Under NAFTA U.S. pork trade with Mexico became tariff free on January 1, 2003, but that has not stopped repeated efforts to inhibit movement of U.S. hogs and pork to consumers in Mexico. The ending of antidumping duties on U.S. hog exports in May of 2003 led to antidumping investigations on pork legs (hams). The latest action occurred late last year as the Mexican Congress approved a resolution to restrict imports and tighten import inspections after hog prices in Mexico in 2007 declined 30 percent from 2006 levels. These challenges ignore the economic reality that the pork industries in the two countries are more complementary than in conflict and free trade can work to the advantage of producers and consumers in both countries.

“”The Mexican pork industry argues that the U.S. industry is driven by the profitability of loins and other back-rib cuts. In the process of producing those high profit items the U.S. industry also produces pork legs that are less profitable in the U.S. market. Profitability of the Mexican market is centered on the pork leg market and imported pork legs from the U.S. compete directly in that market and lower the profitability of hog production in Mexico.

While the Mexican producers loudly complain about the market dynamics, trade is occurring exactly as it should in an open market. The most profitable pork products for the U.S. market remain in the U.S. and less profitable products gravitate to more profitable export markets. This same condition exists in the U.S. poultry markets where breast meat is the preferred U.S. product and dark meat is shipped to countries seeking a lower cost meat product. The Mexican pork producers also complain that mechanically de-boned chicken and poultry meat from the U.S. is displacing domestic pork, including domestically produced sausage.

Using the basic framework of price driven exports and imports, loins and other back-rib cuts produced in Mexico could be exported to the U.S. if they have a higher value in the U.S. market than in Mexico. That has not happened because of the presence of Classical Swine Fever in much of Mexico. Except for nine states, exported pork must be cooked to kill the disease causing organism and then sealed in airtight containers. Fresh, chilled or frozen pork is not imported from most of Mexico. The market equilibrating mechanism of exporting higher valued products is not available.

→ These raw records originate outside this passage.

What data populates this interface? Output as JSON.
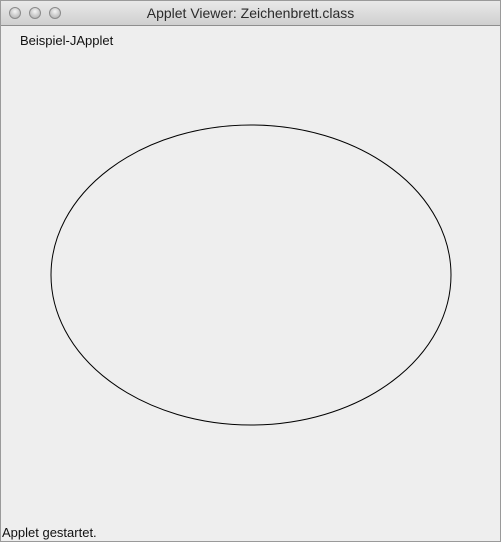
{
  "window": {
    "title": "Applet Viewer: Zeichenbrett.class"
  },
  "applet": {
    "label": "Beispiel-JApplet",
    "drawing": {
      "shape": "ellipse",
      "stroke_color": "#000000"
    }
  },
  "status": {
    "text": "Applet gestartet."
  }
}
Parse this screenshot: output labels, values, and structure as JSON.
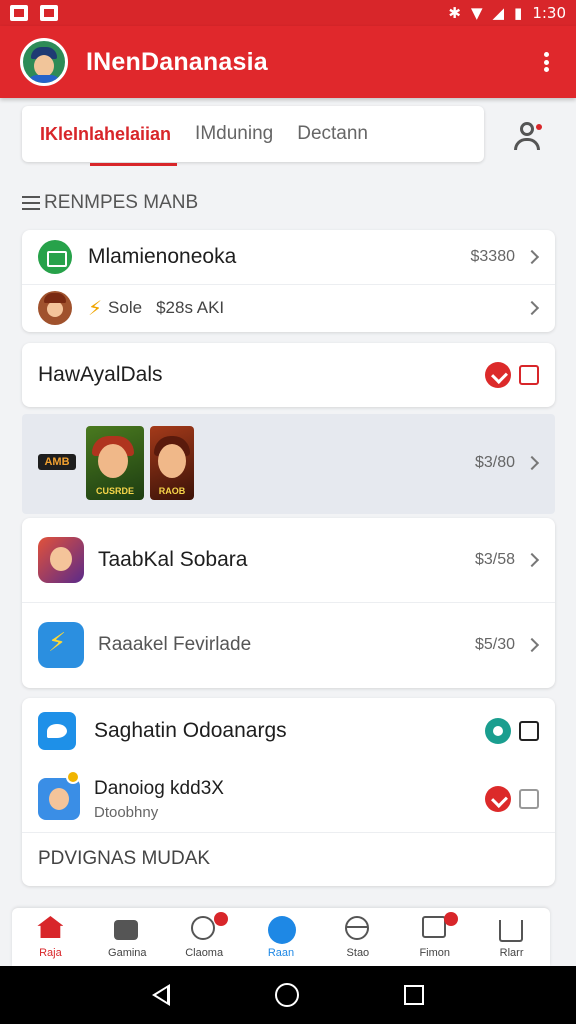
{
  "status_bar": {
    "time": "1:30"
  },
  "app_bar": {
    "title": "INenDananasia"
  },
  "tabs": [
    {
      "label": "IKleInlahelaiian",
      "active": true
    },
    {
      "label": "IMduning",
      "active": false
    },
    {
      "label": "Dectann",
      "active": false
    }
  ],
  "section": {
    "title": "RENMPES MANB"
  },
  "card1": {
    "row1": {
      "title": "Mlamienoneoka",
      "price": "$3380"
    },
    "row2": {
      "label": "Sole",
      "meta": "$28s AKI"
    }
  },
  "card2": {
    "title": "HawAyalDals"
  },
  "promo": {
    "logo": "AMB",
    "cover1_label": "CUSRDE",
    "cover2_label": "RAOB",
    "price": "$3/80"
  },
  "card3": {
    "row1": {
      "title": "TaabKal Sobara",
      "price": "$3/58"
    },
    "row2": {
      "title": "Raaakel Fevirlade",
      "price": "$5/30"
    }
  },
  "card4": {
    "row1": {
      "title": "Saghatin Odoanargs"
    },
    "row2": {
      "title": "Danoiog kdd3X",
      "subtitle": "Dtoobhny"
    },
    "footer": "PDVIGNAS MUDAK"
  },
  "bottom_nav": [
    {
      "label": "Raja",
      "icon": "home-icon"
    },
    {
      "label": "Gamina",
      "icon": "bag-icon"
    },
    {
      "label": "Claoma",
      "icon": "clock-icon"
    },
    {
      "label": "Raan",
      "icon": "blue-circle-icon"
    },
    {
      "label": "Stao",
      "icon": "globe-icon"
    },
    {
      "label": "Fimon",
      "icon": "box-icon"
    },
    {
      "label": "Rlarr",
      "icon": "share-icon"
    }
  ],
  "colors": {
    "primary": "#e0282c",
    "accent_blue": "#1e88e5"
  }
}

Protectionist policies in Mexico are also driven by the pork industryÕs structure. According to the U.S. agricultural attachŽ in Mexico, about one-third of MexicoÕs pork production is supplied by small producers with less than 20 animals. The politics of restricting imports from the U.S. for a host of agricultural products are usually based on protecting limited resource producers who cannot compete with U.S. producers or with commercial producers in Mexico. Another 25 percent of Mexican hog production comes from commercial operations with 200 to 500 sows. Producers with 500 sows or more provide over 40 percent of total production and have achieved economies of scale in cost areas such as feed production. Unless the smaller commercial producers are organized in cooperatives or other arrangements they are not in a position to meet the requirements of supermarkets and discount warehouses that are increasingly serving middle-class consumers.

Pork production in Mexico has increased about 30 percent since NAFTA began in 1994, but demand has grown faster and imports have increased from 6 percent of consumption in 1996 to 27 percent in 2007. Most of the growth in production in Mexico has come from using corn, sorghum and soybean meal imported tariff free from the U.S. Mexico also depends on Canada for over 100,000 head of breeding animal imports each year with genetics similar to that used in the U.S. Total pork imports have been relatively flat for the last four years at 400,000-450,000 metric tons per year on a carcass weight basis, after an almost 25 percent increase in 2004 after BSE was found in the U.S. in December 2003. USDA expects Mexican pork imports to be about 410,000 metric tons in 2008. The U.S. usually supplies about 85 percent of the imports with another 10 percent coming from Canada. The commercial pork industry in the U.S., Canada and Mexico is a truly integrated market for input supplies for hog production and for consumer pork products.

The governments of the U.S. and Mexico have already formed working groups on livestock issues that will begin meeting in mid-February. The purpose of the groups is not to rewrite NAFTA, but to work on the real problems of continued market integration. The latest USDA report on hog supplies in the U.S. showed larger than expected supplies in 2008 and lower market prices. Those lower prices may encourage movement of additional supplies of pork from the U.S. to Mexico. This is quite different from the market situation in the grains and dry beans where higher U.S. market prices are supporting prices in the Mexican market.

Middle class Mexican consumers buying pork in supermarkets and discount warehouse stores could have a moderating influence on the political debate over pork imports from the U.S. Those consumers are economically disconnected from the limited resource hog producers with 20 animals or less. Urban consumers need a reliable supply chain of high quality pork similar to that in the U.S. They have been the largest beneficiaries of NAFTA through increased access to lower cost U.S. feed supplies for commercial hog producers in Mexico and for pork imports from the U.S.

While the terms of NAFTA will not be rewritten, for pork or for other agricultural products, the national governments and pork industry leaders from both countries will need to find the right political balance to keep trade channels open. The February meetings will be critical to keeping discussions moving to recognize the benefits that both countries gain from trade in pork.